Few shows leave the audience with a burning desire to head to the nearest CVS and buy up milk. And yet, “The Milk Made,” an original musical by the Harvard-Radcliffe Gilbert and Sullivan Players and directed by Victoria H. Gong ’23 and Keagan Yap ’25, did just that. The unexpected on stage transformation of milk into a highly sought-after good is emblematic of the show as a whole. With plenty of modern humor, a crowd-pleasing, romantic plot, and complemented by phenomenal music, “The Milk Mad,” which ran between March 24 and 27 is nothing if not original.
Set in the futuristic world of a Chinese-dominated London, the musical follows a commoner whose sister is facing the struggle of being in love with “The Lady” (Katherine E. Vandermel ’25), who was set to be married to a nobleman. The Commoner (Alina S. Dong ’23), together with a group of friendly anarchists, spends the show helping her sister figure out a way to be with her true love, even though she is not a noble.
The script is certainly one of the show’s strengths, and it proves humorous despite some bumps throughout. Some of the humor is at the top of the line. For instance, the milk in question seems to have the same effect as alcohol, and the actors make entertaining movements and comments to simulate this. Though there are times when the humor felt almost forced, not fitting the scene. No matter how the jokes landed, however, the show was consistently engaging through its frequent use of Gen Z slang.
All in all, this light-heartedness stole the spotlight but at the expense of the story. The show revolved around a predictable plot and the repetitive jokes almost beggedto be replaced with dialogue meant to develop a more complex narrative.
With that being said, the music consistently shines despite the script’s highs and lows. Katherine E. Vandermel ’25 stands out with an operatic voice that cannot be missed. Perhaps the show’s biggest strength, the pit orchestra members were perfectly in synch, and the actual music complemented the storyline and the show’s atmosphere nicely.

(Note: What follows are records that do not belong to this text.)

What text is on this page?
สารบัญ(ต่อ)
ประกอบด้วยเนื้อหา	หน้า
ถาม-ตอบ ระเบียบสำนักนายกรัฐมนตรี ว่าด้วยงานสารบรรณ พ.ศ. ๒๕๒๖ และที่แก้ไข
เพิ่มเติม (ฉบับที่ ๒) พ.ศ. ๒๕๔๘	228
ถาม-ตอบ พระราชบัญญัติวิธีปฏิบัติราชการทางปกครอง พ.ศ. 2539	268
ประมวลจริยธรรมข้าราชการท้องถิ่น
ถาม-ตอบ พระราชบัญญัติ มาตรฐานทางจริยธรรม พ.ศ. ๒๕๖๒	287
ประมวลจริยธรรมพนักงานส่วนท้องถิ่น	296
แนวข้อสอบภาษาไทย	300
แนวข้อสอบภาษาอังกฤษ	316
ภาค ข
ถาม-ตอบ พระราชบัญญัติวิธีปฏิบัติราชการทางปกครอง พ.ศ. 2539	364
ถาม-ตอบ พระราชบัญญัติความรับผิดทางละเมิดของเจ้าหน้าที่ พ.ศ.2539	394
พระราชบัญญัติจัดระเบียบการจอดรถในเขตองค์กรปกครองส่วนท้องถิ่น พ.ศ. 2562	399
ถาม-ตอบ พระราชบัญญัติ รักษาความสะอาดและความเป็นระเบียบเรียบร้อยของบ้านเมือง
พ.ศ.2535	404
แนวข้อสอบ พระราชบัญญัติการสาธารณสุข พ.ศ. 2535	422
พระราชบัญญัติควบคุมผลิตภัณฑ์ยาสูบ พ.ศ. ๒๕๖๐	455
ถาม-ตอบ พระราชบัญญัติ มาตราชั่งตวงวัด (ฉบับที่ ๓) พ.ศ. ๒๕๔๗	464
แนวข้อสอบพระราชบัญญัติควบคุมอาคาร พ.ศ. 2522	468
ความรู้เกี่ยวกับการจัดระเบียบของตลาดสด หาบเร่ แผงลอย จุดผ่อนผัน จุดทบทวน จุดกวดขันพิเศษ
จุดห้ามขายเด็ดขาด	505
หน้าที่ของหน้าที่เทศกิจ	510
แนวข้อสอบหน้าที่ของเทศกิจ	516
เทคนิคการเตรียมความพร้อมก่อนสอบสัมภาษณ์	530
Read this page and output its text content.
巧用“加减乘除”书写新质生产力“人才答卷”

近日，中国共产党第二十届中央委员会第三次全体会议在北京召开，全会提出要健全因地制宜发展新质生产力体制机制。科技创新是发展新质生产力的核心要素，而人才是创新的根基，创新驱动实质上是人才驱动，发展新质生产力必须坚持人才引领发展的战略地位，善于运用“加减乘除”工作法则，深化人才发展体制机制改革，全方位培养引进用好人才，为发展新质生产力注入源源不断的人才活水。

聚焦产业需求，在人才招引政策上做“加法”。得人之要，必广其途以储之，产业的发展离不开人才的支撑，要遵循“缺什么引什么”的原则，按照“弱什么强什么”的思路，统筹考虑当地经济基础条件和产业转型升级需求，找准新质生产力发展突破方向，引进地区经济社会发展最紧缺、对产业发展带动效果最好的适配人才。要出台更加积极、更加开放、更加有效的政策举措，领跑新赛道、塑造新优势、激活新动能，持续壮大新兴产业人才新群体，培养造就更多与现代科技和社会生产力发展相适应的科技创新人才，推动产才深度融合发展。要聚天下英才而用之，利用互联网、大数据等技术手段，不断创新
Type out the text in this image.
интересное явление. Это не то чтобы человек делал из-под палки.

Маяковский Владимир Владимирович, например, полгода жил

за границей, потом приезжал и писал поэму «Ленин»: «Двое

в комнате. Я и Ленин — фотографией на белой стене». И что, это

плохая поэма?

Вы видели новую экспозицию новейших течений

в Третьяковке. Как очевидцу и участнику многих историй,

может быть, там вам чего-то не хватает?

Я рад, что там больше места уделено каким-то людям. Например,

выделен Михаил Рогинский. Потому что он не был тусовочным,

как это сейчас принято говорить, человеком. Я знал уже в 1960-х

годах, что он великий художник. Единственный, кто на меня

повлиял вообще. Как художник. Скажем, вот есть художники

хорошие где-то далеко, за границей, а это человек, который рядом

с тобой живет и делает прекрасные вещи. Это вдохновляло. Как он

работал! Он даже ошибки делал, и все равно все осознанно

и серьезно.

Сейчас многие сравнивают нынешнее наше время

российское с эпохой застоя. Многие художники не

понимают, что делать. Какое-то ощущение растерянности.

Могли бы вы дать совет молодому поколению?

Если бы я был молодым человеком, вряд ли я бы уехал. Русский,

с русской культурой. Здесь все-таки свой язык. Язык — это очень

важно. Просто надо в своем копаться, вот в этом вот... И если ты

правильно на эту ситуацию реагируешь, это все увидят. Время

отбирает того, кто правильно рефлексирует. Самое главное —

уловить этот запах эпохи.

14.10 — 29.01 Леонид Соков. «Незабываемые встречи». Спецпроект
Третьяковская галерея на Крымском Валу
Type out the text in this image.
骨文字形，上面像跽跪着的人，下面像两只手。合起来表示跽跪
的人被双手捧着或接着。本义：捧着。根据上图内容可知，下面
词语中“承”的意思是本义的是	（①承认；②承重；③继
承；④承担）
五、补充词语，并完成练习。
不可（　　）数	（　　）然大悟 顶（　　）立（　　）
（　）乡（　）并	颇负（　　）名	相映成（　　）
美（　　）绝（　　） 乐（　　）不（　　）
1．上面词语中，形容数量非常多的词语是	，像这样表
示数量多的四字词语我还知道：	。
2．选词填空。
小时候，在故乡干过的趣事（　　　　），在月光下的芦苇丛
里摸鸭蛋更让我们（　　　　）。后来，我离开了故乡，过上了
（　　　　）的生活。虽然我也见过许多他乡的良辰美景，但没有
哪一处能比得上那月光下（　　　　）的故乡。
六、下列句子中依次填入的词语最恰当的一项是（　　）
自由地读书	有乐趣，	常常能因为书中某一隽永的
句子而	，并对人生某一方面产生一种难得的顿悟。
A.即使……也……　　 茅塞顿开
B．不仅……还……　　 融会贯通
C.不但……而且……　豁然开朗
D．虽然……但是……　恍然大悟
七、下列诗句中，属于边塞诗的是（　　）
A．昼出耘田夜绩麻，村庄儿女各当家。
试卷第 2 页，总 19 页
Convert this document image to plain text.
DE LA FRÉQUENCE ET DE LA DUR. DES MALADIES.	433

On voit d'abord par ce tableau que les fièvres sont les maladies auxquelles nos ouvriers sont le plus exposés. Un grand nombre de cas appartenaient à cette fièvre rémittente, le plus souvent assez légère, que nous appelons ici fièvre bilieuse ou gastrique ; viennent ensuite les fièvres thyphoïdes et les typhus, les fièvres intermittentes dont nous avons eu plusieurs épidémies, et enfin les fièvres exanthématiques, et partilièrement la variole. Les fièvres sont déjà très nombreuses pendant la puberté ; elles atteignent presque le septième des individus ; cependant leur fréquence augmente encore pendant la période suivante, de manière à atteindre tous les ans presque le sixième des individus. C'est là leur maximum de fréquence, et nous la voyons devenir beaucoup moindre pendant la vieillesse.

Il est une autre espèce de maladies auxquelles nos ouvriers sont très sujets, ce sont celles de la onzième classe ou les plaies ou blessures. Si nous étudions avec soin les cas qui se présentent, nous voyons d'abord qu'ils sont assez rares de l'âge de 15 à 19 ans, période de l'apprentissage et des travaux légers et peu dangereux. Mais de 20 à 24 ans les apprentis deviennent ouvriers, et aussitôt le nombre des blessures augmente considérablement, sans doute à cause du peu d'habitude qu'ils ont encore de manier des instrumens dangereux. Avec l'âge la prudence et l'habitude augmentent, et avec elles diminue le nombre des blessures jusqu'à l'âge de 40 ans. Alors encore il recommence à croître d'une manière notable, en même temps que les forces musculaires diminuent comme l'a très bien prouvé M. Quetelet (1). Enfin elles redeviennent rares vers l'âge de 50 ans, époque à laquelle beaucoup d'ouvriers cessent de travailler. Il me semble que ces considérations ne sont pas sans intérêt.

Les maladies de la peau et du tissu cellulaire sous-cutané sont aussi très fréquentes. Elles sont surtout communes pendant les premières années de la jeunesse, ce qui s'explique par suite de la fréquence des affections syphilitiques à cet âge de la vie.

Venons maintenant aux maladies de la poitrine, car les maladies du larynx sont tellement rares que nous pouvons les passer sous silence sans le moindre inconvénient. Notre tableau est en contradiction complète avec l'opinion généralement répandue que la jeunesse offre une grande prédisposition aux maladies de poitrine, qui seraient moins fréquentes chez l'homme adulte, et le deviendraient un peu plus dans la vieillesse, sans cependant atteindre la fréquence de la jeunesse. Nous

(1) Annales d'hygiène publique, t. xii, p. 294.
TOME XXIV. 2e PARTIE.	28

Enjoyable as it is, though, there is no denying that the music sometimes outshines the actors, making it difficult to hear them sing. Sometimes it is simply unclear what is happening in the story — it is quite literally drowned by the singing. This effect is compounded by the scene design and might be intentional, if inconvenient to the experience of watching “The Milk Made”: There is a screen with the lyrics that requires the audience to tilt their heads down or to the side to get an idea of what is actually being sung at a given moment.
The cast managed to channel their characters and convey their feelings quite naturally throughout the show. The actors never broke character, even when they were doing humorous scenes such as being intoxicated on milk, or being stopped by a personified “stop” sign during a raid.
The scenography and costumes brilliantly complement the acting. The set of the palace had numerous vibrant colors that made the futuristic setting believable. The outfits similarly contributed to the musical’s worldbuilding slant, showing a clear distinction between the social classes that plays a crucial role in the production’s narrative. However, there might be a possible oversight when it comes to the costumes’ authenticity: The story is set in a Chinese-themed world, meanwhile, the wealthier characters are wearing Japanese-style kimonos.
While some of the show’s flaws do take away from the overall message, the purpose of the performance remains clear and the hard work pays off. “The Milk Made” is a humorous and joyful musical.